ALTA has been a long time coming. The restaurant finally opened on February 28, 2017 and since then I’ve gone three times. I had a lot to say about this place, and not enough time on CBC radio to say it.
It’s a highly ambitious approach from Ben Staley whose menu at this 30 seat wine bar on Jasper Avenue has only 13 items (including two desserts). I say ambitious because every dish here is served cold or room temp. That in itself, isn’t a bad thing, but you’re asking customers to adhere to your very specific food philosophy where few items are offered—and that is a dangerous approach if you want to make money. Add to that a narrow wine list of only natural wines (known for their ‘funkiness’ and most definitely not for every palate) to pair with a fairly unique culinary concept (local but Nordic influenced).
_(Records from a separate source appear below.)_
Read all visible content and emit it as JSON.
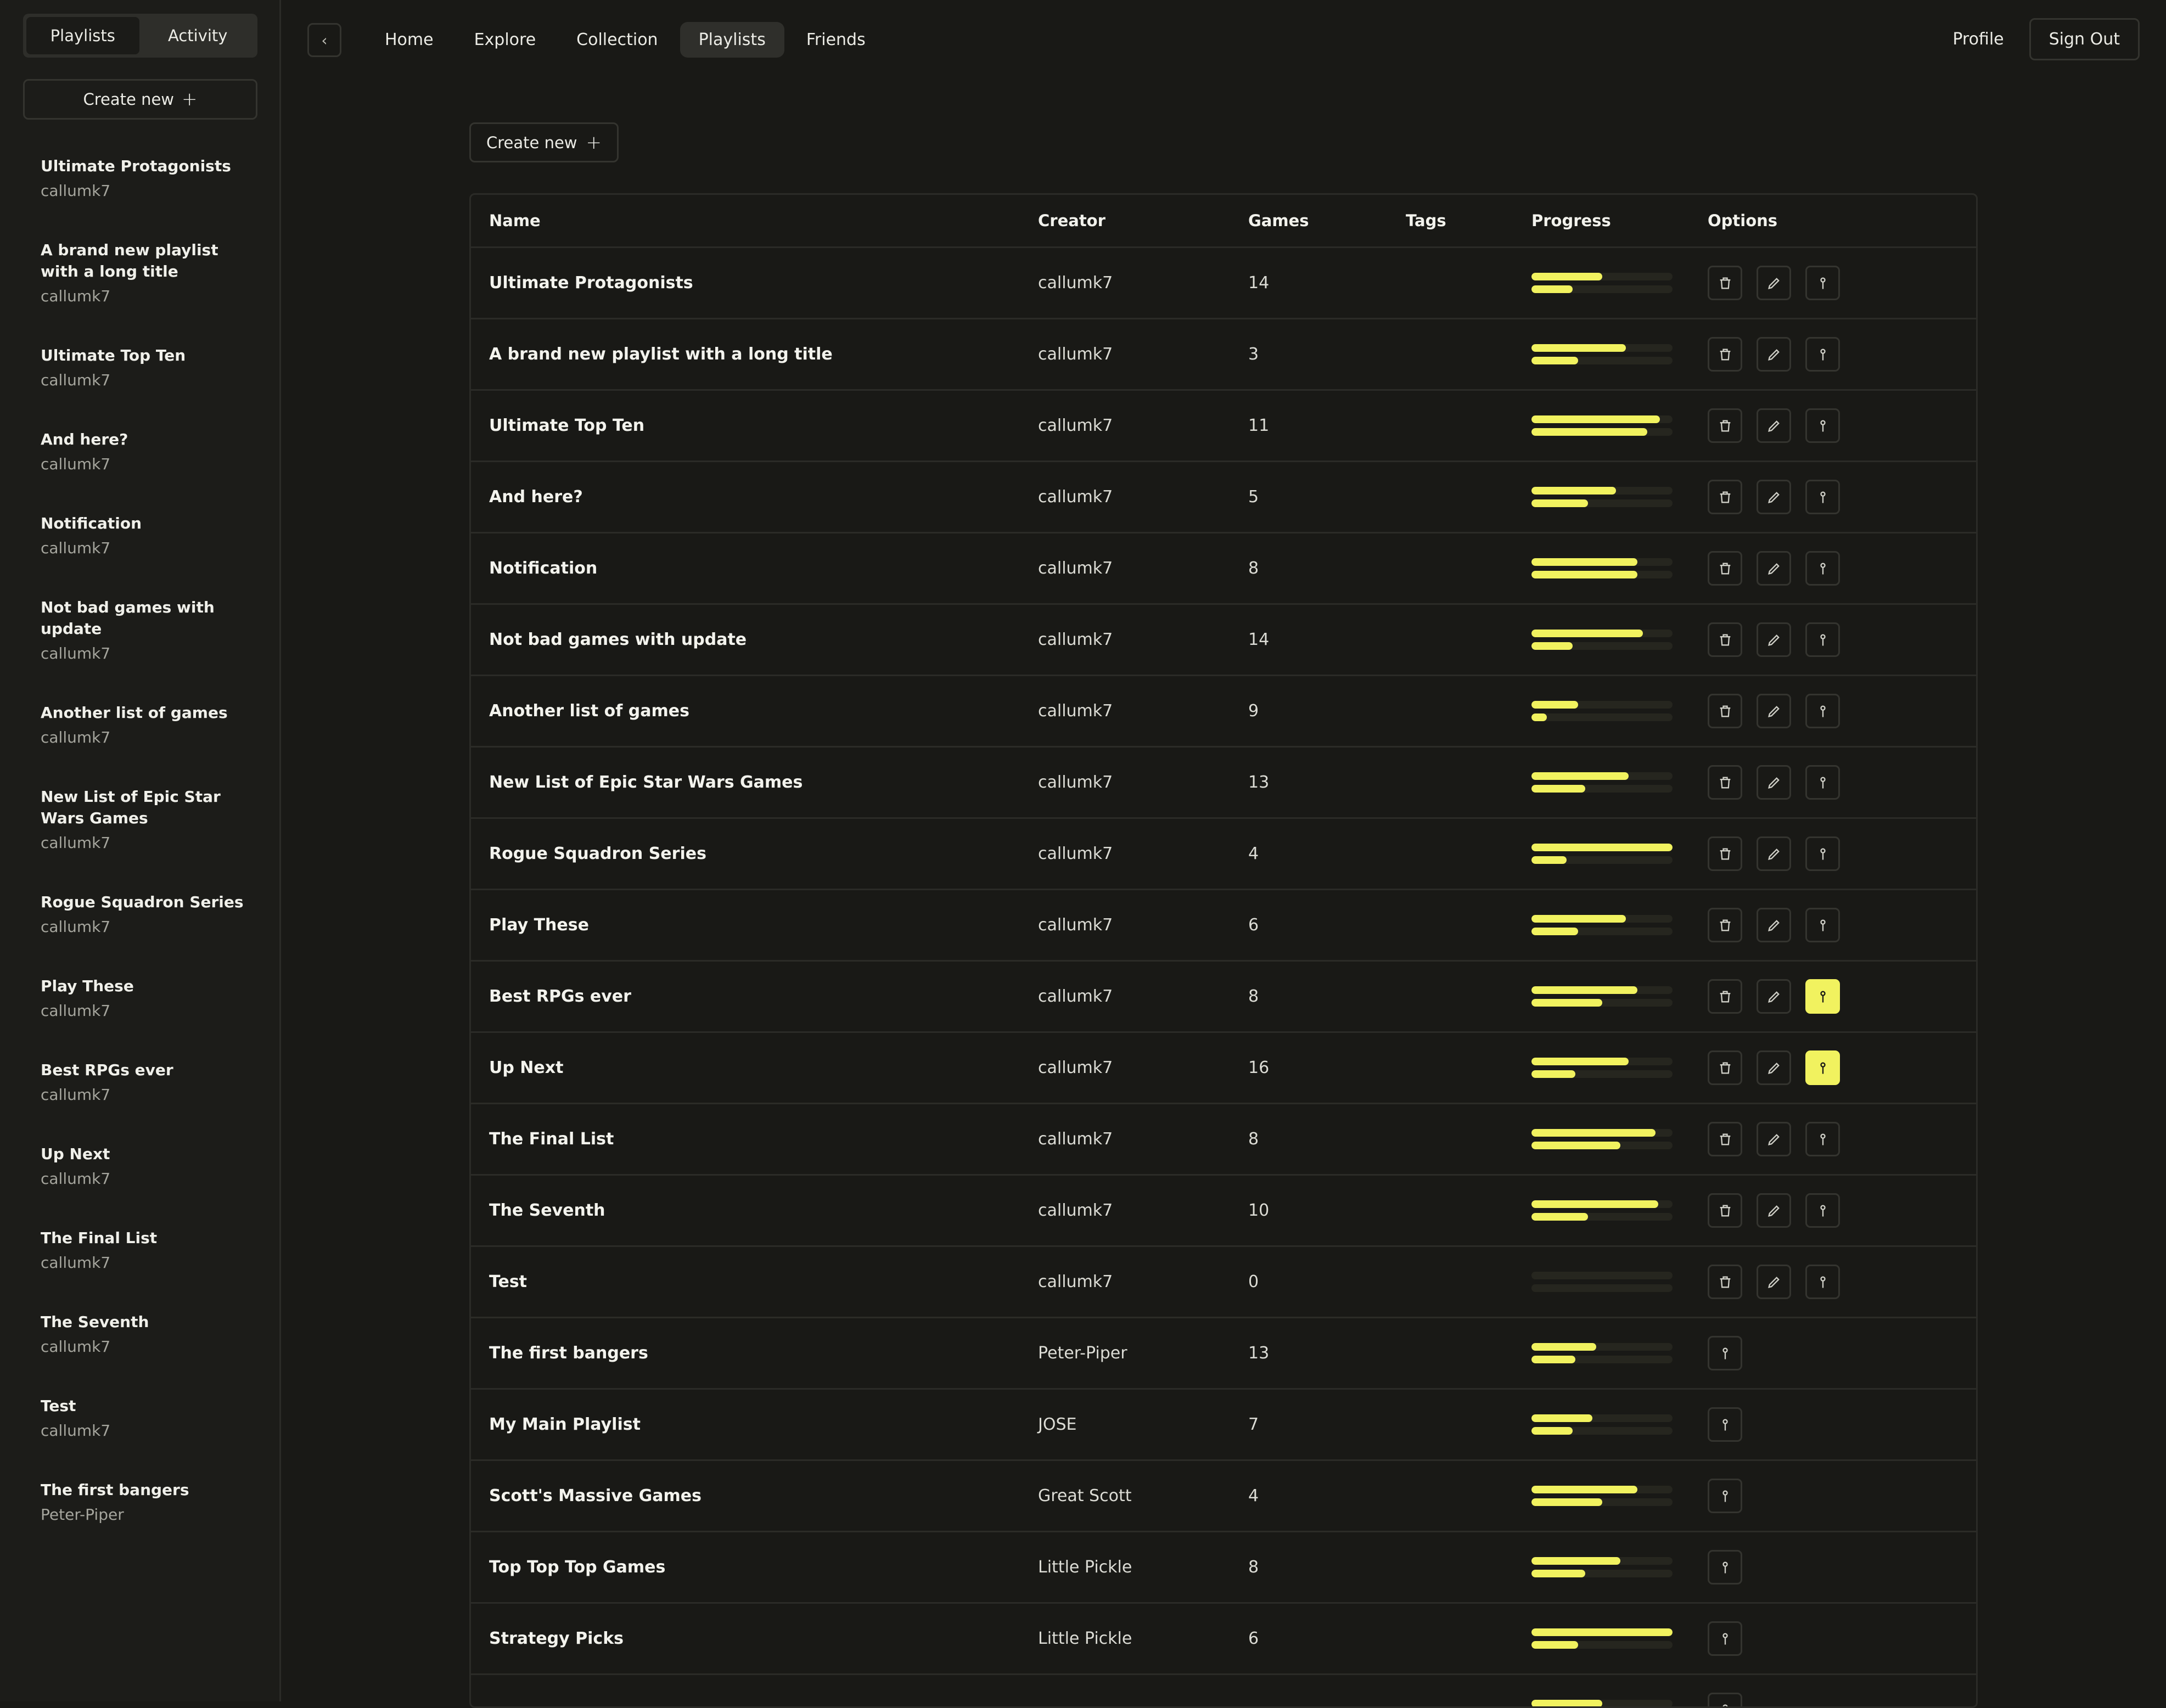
{
  "sidebar": {
    "tabs": [
      {
        "label": "Playlists",
        "active": true
      },
      {
        "label": "Activity",
        "active": false
      }
    ],
    "create_label": "Create new",
    "items": [
      {
        "title": "Ultimate Protagonists",
        "creator": "callumk7"
      },
      {
        "title": "A brand new playlist with a long title",
        "creator": "callumk7"
      },
      {
        "title": "Ultimate Top Ten",
        "creator": "callumk7"
      },
      {
        "title": "And here?",
        "creator": "callumk7"
      },
      {
        "title": "Notification",
        "creator": "callumk7"
      },
      {
        "title": "Not bad games with update",
        "creator": "callumk7"
      },
      {
        "title": "Another list of games",
        "creator": "callumk7"
      },
      {
        "title": "New List of Epic Star Wars Games",
        "creator": "callumk7"
      },
      {
        "title": "Rogue Squadron Series",
        "creator": "callumk7"
      },
      {
        "title": "Play These",
        "creator": "callumk7"
      },
      {
        "title": "Best RPGs ever",
        "creator": "callumk7"
      },
      {
        "title": "Up Next",
        "creator": "callumk7"
      },
      {
        "title": "The Final List",
        "creator": "callumk7"
      },
      {
        "title": "The Seventh",
        "creator": "callumk7"
      },
      {
        "title": "Test",
        "creator": "callumk7"
      },
      {
        "title": "The first bangers",
        "creator": "Peter-Piper"
      }
    ]
  },
  "nav": {
    "links": [
      {
        "label": "Home",
        "active": false
      },
      {
        "label": "Explore",
        "active": false
      },
      {
        "label": "Collection",
        "active": false
      },
      {
        "label": "Playlists",
        "active": true
      },
      {
        "label": "Friends",
        "active": false
      }
    ],
    "profile_label": "Profile",
    "signout_label": "Sign Out"
  },
  "main": {
    "create_label": "Create new",
    "table": {
      "headers": {
        "name": "Name",
        "creator": "Creator",
        "games": "Games",
        "tags": "Tags",
        "progress": "Progress",
        "options": "Options"
      },
      "rows": [
        {
          "name": "Ultimate Protagonists",
          "creator": "callumk7",
          "games": "14",
          "tags": "",
          "progress": [
            0.5,
            0.29
          ],
          "owned": true,
          "pinned": false
        },
        {
          "name": "A brand new playlist with a long title",
          "creator": "callumk7",
          "games": "3",
          "tags": "",
          "progress": [
            0.67,
            0.33
          ],
          "owned": true,
          "pinned": false
        },
        {
          "name": "Ultimate Top Ten",
          "creator": "callumk7",
          "games": "11",
          "tags": "",
          "progress": [
            0.91,
            0.82
          ],
          "owned": true,
          "pinned": false
        },
        {
          "name": "And here?",
          "creator": "callumk7",
          "games": "5",
          "tags": "",
          "progress": [
            0.6,
            0.4
          ],
          "owned": true,
          "pinned": false
        },
        {
          "name": "Notification",
          "creator": "callumk7",
          "games": "8",
          "tags": "",
          "progress": [
            0.75,
            0.75
          ],
          "owned": true,
          "pinned": false
        },
        {
          "name": "Not bad games with update",
          "creator": "callumk7",
          "games": "14",
          "tags": "",
          "progress": [
            0.79,
            0.29
          ],
          "owned": true,
          "pinned": false
        },
        {
          "name": "Another list of games",
          "creator": "callumk7",
          "games": "9",
          "tags": "",
          "progress": [
            0.33,
            0.11
          ],
          "owned": true,
          "pinned": false
        },
        {
          "name": "New List of Epic Star Wars Games",
          "creator": "callumk7",
          "games": "13",
          "tags": "",
          "progress": [
            0.69,
            0.38
          ],
          "owned": true,
          "pinned": false
        },
        {
          "name": "Rogue Squadron Series",
          "creator": "callumk7",
          "games": "4",
          "tags": "",
          "progress": [
            1.0,
            0.25
          ],
          "owned": true,
          "pinned": false
        },
        {
          "name": "Play These",
          "creator": "callumk7",
          "games": "6",
          "tags": "",
          "progress": [
            0.67,
            0.33
          ],
          "owned": true,
          "pinned": false
        },
        {
          "name": "Best RPGs ever",
          "creator": "callumk7",
          "games": "8",
          "tags": "",
          "progress": [
            0.75,
            0.5
          ],
          "owned": true,
          "pinned": true
        },
        {
          "name": "Up Next",
          "creator": "callumk7",
          "games": "16",
          "tags": "",
          "progress": [
            0.69,
            0.31
          ],
          "owned": true,
          "pinned": true
        },
        {
          "name": "The Final List",
          "creator": "callumk7",
          "games": "8",
          "tags": "",
          "progress": [
            0.88,
            0.63
          ],
          "owned": true,
          "pinned": false
        },
        {
          "name": "The Seventh",
          "creator": "callumk7",
          "games": "10",
          "tags": "",
          "progress": [
            0.9,
            0.4
          ],
          "owned": true,
          "pinned": false
        },
        {
          "name": "Test",
          "creator": "callumk7",
          "games": "0",
          "tags": "",
          "progress": [
            0.0,
            0.0
          ],
          "owned": true,
          "pinned": false
        },
        {
          "name": "The first bangers",
          "creator": "Peter-Piper",
          "games": "13",
          "tags": "",
          "progress": [
            0.46,
            0.31
          ],
          "owned": false,
          "pinned": false
        },
        {
          "name": "My Main Playlist",
          "creator": "JOSE",
          "games": "7",
          "tags": "",
          "progress": [
            0.43,
            0.29
          ],
          "owned": false,
          "pinned": false
        },
        {
          "name": "Scott's Massive Games",
          "creator": "Great Scott",
          "games": "4",
          "tags": "",
          "progress": [
            0.75,
            0.5
          ],
          "owned": false,
          "pinned": false
        },
        {
          "name": "Top Top Top Games",
          "creator": "Little Pickle",
          "games": "8",
          "tags": "",
          "progress": [
            0.63,
            0.38
          ],
          "owned": false,
          "pinned": false
        },
        {
          "name": "Strategy Picks",
          "creator": "Little Pickle",
          "games": "6",
          "tags": "",
          "progress": [
            1.0,
            0.33
          ],
          "owned": false,
          "pinned": false
        },
        {
          "name": "",
          "creator": "",
          "games": "",
          "tags": "",
          "progress": [
            0.5,
            0.0
          ],
          "owned": false,
          "pinned": false
        }
      ]
    }
  },
  "icons": {
    "back": "chevron-left-icon",
    "delete": "trash-icon",
    "edit": "pencil-icon",
    "pin": "pin-icon",
    "add": "plus-icon"
  },
  "colors": {
    "background": "#191916",
    "sidebar": "#1c1c19",
    "accent": "#f1f25f",
    "border": "#2b2b27",
    "muted_text": "#a5a59d"
  }
}
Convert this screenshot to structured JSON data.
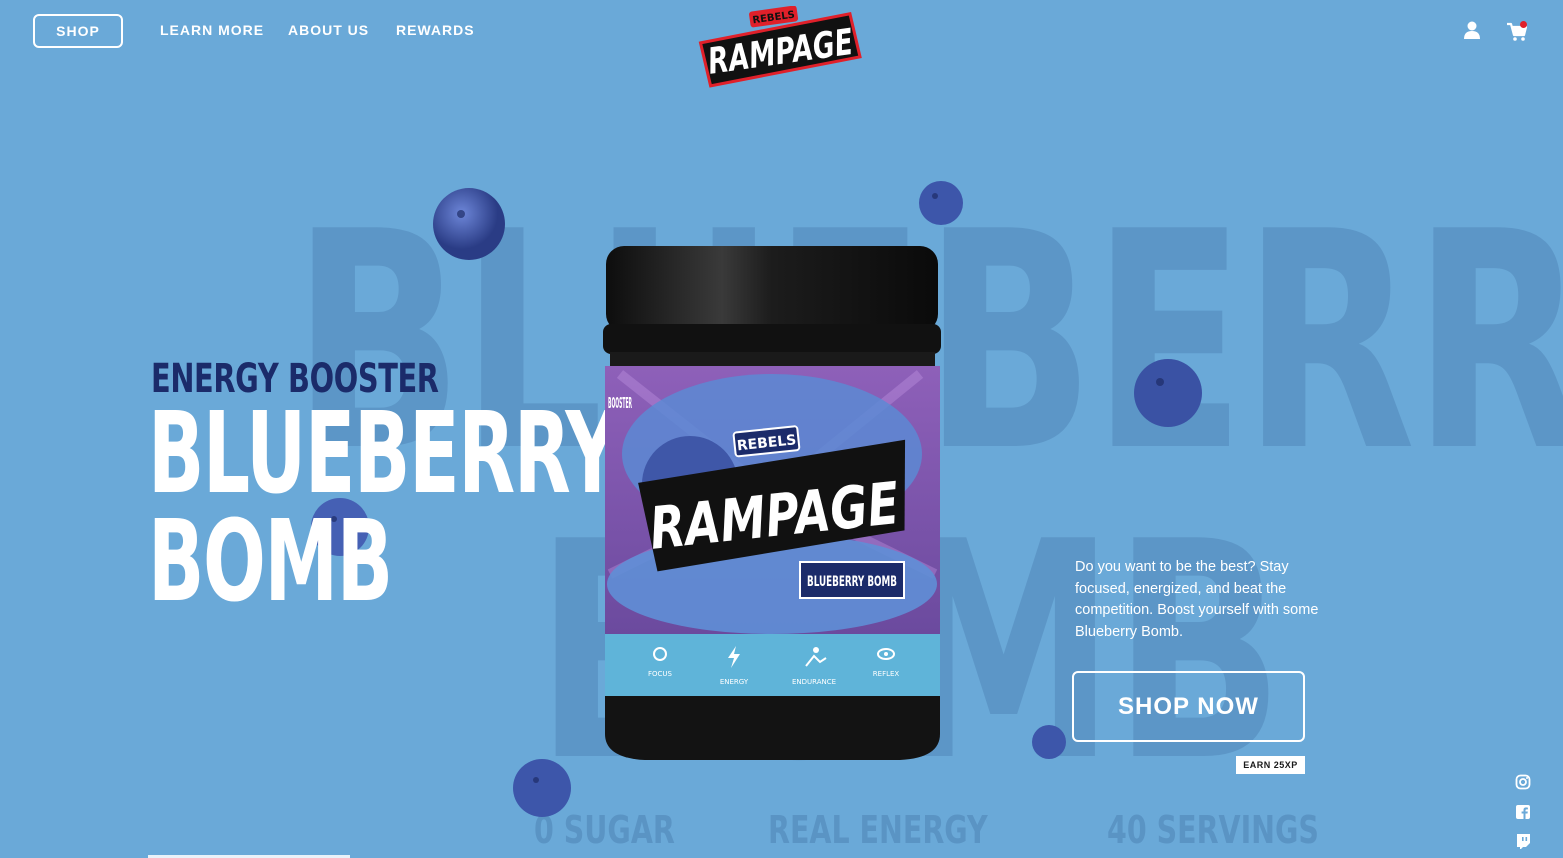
{
  "nav": {
    "shop": "SHOP",
    "links": [
      "LEARN MORE",
      "ABOUT US",
      "REWARDS"
    ]
  },
  "logo": {
    "top_text": "REBELS",
    "main_text": "RAMPAGE"
  },
  "background": {
    "word_1": "BLUEBERRY",
    "word_2": "BOMB"
  },
  "hero": {
    "subtitle": "ENERGY BOOSTER",
    "title_line_1": "BLUEBERRY",
    "title_line_2": "BOMB"
  },
  "stats": [
    "0 SUGAR",
    "REAL ENERGY",
    "40 SERVINGS"
  ],
  "product": {
    "brand_top": "REBELS",
    "brand": "RAMPAGE",
    "flavor": "BLUEBERRY BOMB",
    "side_text": "BOOSTER",
    "features": [
      "FOCUS",
      "ENERGY",
      "ENDURANCE",
      "REFLEX"
    ]
  },
  "description": "Do you want to be the best? Stay focused, energized, and beat the competition. Boost yourself with some Blueberry Bomb.",
  "cta": {
    "label": "SHOP NOW",
    "badge": "EARN 25XP"
  },
  "icons": {
    "account": "user-icon",
    "cart": "cart-icon",
    "social": [
      "instagram-icon",
      "facebook-icon",
      "twitch-icon"
    ]
  },
  "colors": {
    "background": "#6aa9d8",
    "navy": "#1b2b6a",
    "accent_red": "#e0202a",
    "purple": "#8b5fb5",
    "jar": "#141414"
  }
}
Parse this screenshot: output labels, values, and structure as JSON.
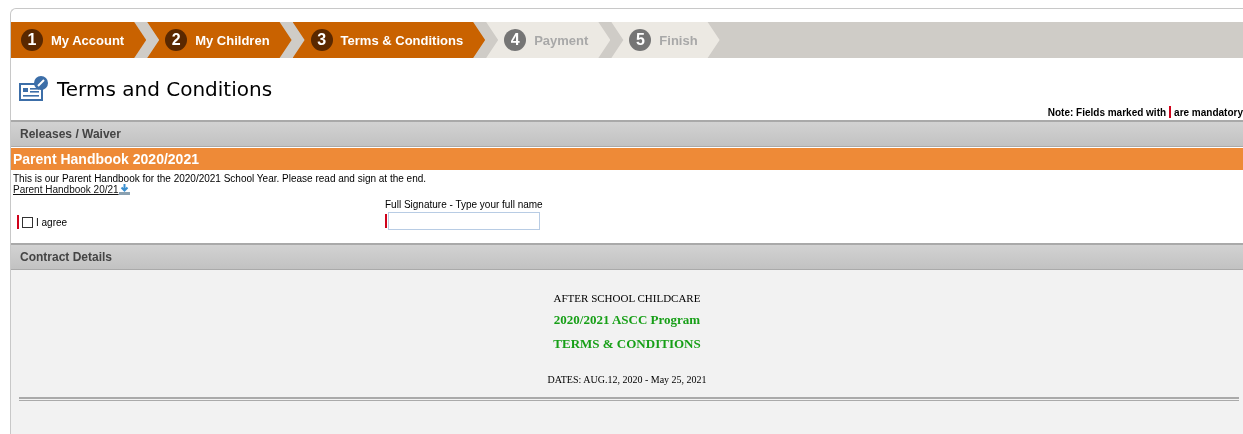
{
  "steps": [
    {
      "number": "1",
      "label": "My Account",
      "done": true
    },
    {
      "number": "2",
      "label": "My Children",
      "done": true
    },
    {
      "number": "3",
      "label": "Terms & Conditions",
      "done": true
    },
    {
      "number": "4",
      "label": "Payment",
      "done": false
    },
    {
      "number": "5",
      "label": "Finish",
      "done": false
    }
  ],
  "page_title": "Terms and Conditions",
  "mandatory_note": {
    "before": "Note: Fields marked with",
    "after": "are mandatory"
  },
  "releases_section": {
    "title": "Releases / Waiver",
    "form_title": "Parent Handbook 2020/2021",
    "description": "This is our Parent Handbook for the 2020/2021 School Year. Please read and sign at the end.",
    "link": "Parent Handbook 20/21",
    "agree": {
      "label": "I agree",
      "checked": false
    },
    "signature": {
      "label": "Full Signature - Type your full name"
    }
  },
  "contract_section": {
    "title": "Contract Details",
    "heading": "AFTER SCHOOL CHILDCARE",
    "program": "2020/2021 ASCC Program",
    "terms": "TERMS & CONDITIONS",
    "dates": "DATES: AUG.12, 2020 - May 25, 2021"
  }
}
It’s not that Edmontonians are averse to risk; we are in fact known as a city rife with risk takers (in business and food from sold-out bear dinners to a place like Noorish that offers raw foods) but when it comes to succeeding in one of the most difficult industries out there, you need bodies to fill those seats, so no matter how beautiful your dishes look on Instagram, if you aren’t bringing people to your yard with overgrown coriander, pine emulsion, and pickled baby peaches, then something needs to change. Visiting ALTA out of curiosity and having no desire to come back does not a successful venture make, and when seats don’t get filled, it doesn’t take long before corners get cut and concepts get diluted out of desperation to remain afloat.
It’s April 24th, two degrees Celsius, and snowing here in Edmonton today, and a plate of pickled vegetables or some charred romaine—lovely as it is—is not what I want to comfort my belly on this cold and grey late spring day.
I appreciate Staley’s commitment to using only local and regional ingredients. Absolutely commendable. Overboard in some cases? Yes: no pepper, no citrus, no chocolate, and in the case of the black malt tart made to mimic chocolate: ruinous. He is talented, that’s irrefutable, and I championed him during his short time at North 53, but a successful chef—especially if that chef owns or co-owns the restaurant—also needs to know the business aspect of operating a restaurant, and that includes how to establish a connection with the people who matter; the customers. Not sure if the 24-year-old chef is there quite yet.